Now, imagine that this is the Britain you want to live in. Who better to lead it, than a man who literally seems to embody all this imperialist nostalgia in his physical person? A man who seems to have opened a portal deep within himself to the early 20th century, and allowed it to consume him, taking over his manners, his clothes, his political ideals, everything. A man with all the patrician elegance and ruthless, profiteering thuggery of the Britons who in earlier times enslaved half the planet, destroying almost everything that couldn't be exploited for financial gain.

Imperialist nostalgia is deeply-rooted in the British psyche: in many ways, it has driven the aesthetics of the early 21st century. We see it everywhere, in places so innocuous it's barely noticed, from Marks and Spencer's packaging to The Great British Bake-Off.
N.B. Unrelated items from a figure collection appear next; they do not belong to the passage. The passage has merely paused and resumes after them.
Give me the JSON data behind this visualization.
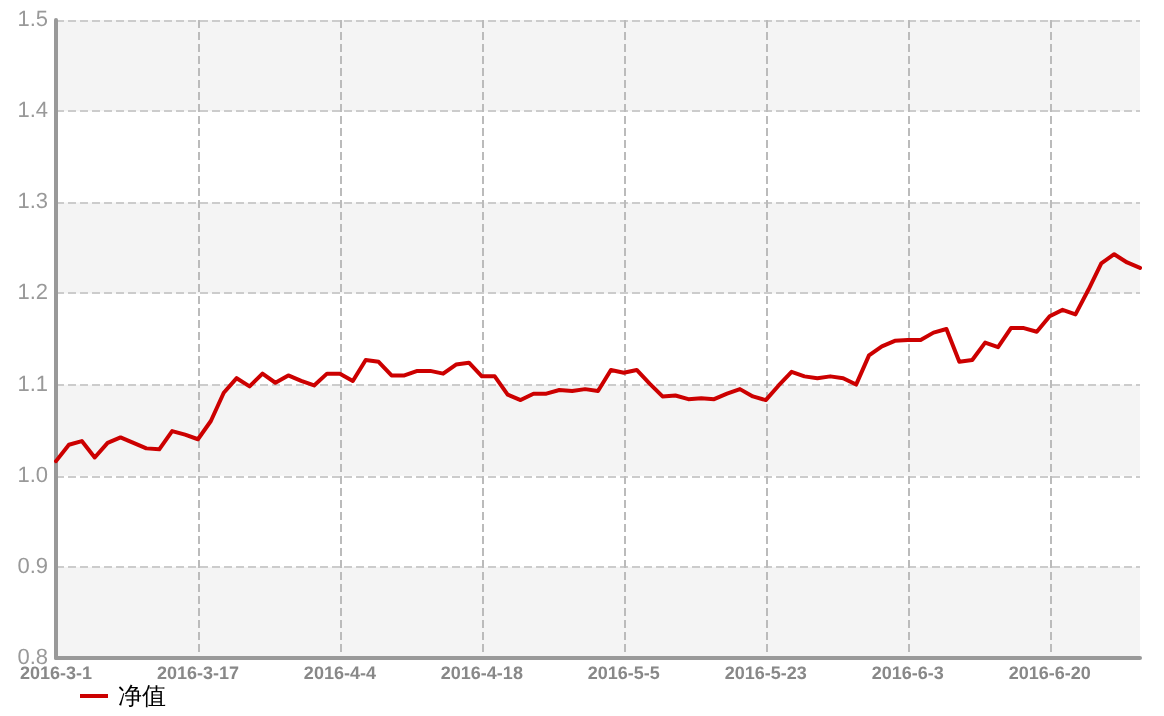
{
  "chart_data": {
    "type": "line",
    "categories": [
      "2016-3-1",
      null,
      null,
      null,
      null,
      null,
      null,
      null,
      null,
      null,
      null,
      "2016-3-17",
      null,
      null,
      null,
      null,
      null,
      null,
      null,
      null,
      null,
      null,
      "2016-4-4",
      null,
      null,
      null,
      null,
      null,
      null,
      null,
      null,
      null,
      null,
      "2016-4-18",
      null,
      null,
      null,
      null,
      null,
      null,
      null,
      null,
      null,
      null,
      "2016-5-5",
      null,
      null,
      null,
      null,
      null,
      null,
      null,
      null,
      null,
      null,
      "2016-5-23",
      null,
      null,
      null,
      null,
      null,
      null,
      null,
      null,
      null,
      null,
      "2016-6-3",
      null,
      null,
      null,
      null,
      null,
      null,
      null,
      null,
      null,
      null,
      "2016-6-20",
      null,
      null,
      null,
      null,
      null,
      null,
      null
    ],
    "series": [
      {
        "name": "净值",
        "color": "#cc0000",
        "values": [
          1.016,
          1.034,
          1.038,
          1.02,
          1.036,
          1.042,
          1.036,
          1.03,
          1.029,
          1.049,
          1.045,
          1.04,
          1.06,
          1.091,
          1.107,
          1.098,
          1.112,
          1.102,
          1.11,
          1.104,
          1.099,
          1.112,
          1.112,
          1.104,
          1.127,
          1.125,
          1.11,
          1.11,
          1.115,
          1.115,
          1.112,
          1.122,
          1.124,
          1.109,
          1.109,
          1.089,
          1.083,
          1.09,
          1.09,
          1.094,
          1.093,
          1.095,
          1.093,
          1.116,
          1.113,
          1.116,
          1.101,
          1.087,
          1.088,
          1.084,
          1.085,
          1.084,
          1.09,
          1.095,
          1.087,
          1.083,
          1.099,
          1.114,
          1.109,
          1.107,
          1.109,
          1.107,
          1.1,
          1.132,
          1.142,
          1.148,
          1.149,
          1.149,
          1.157,
          1.161,
          1.125,
          1.127,
          1.146,
          1.141,
          1.162,
          1.162,
          1.158,
          1.175,
          1.182,
          1.177,
          1.204,
          1.233,
          1.243,
          1.234,
          1.228
        ]
      }
    ],
    "ylim": [
      0.8,
      1.5
    ],
    "yticks": [
      0.8,
      0.9,
      {
        "value": 1,
        "label": "1.0"
      },
      1.1,
      1.2,
      1.3,
      1.4,
      1.5
    ],
    "grid": true,
    "legend": "bottom left",
    "marker": "none",
    "line_style": "solid"
  }
}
It is supposed to have a reassuring quality, looking back to a past where the world made sense in a way that ours does not; when Britain ran everything sensibly and fairly, for the benefit of all. This is of course a myth – when you compare it with the reality, an utterly disgraceful one. But in lieu of decent education about our colonialist past, it is a myth that has seeped in. Just consider how well imperialist nostalgia was working for the Tories, before May fluffed it in the general election by running a cringing, defensive campaign.

If Rees-Mogg can continue to hide the brutal reality of the imperialist nostalgia he embodies behind the twee and cosy aesthetics associated with this nostalgia as a cultural force, he could well prove the most dangerous of all the Tory leadership contenders.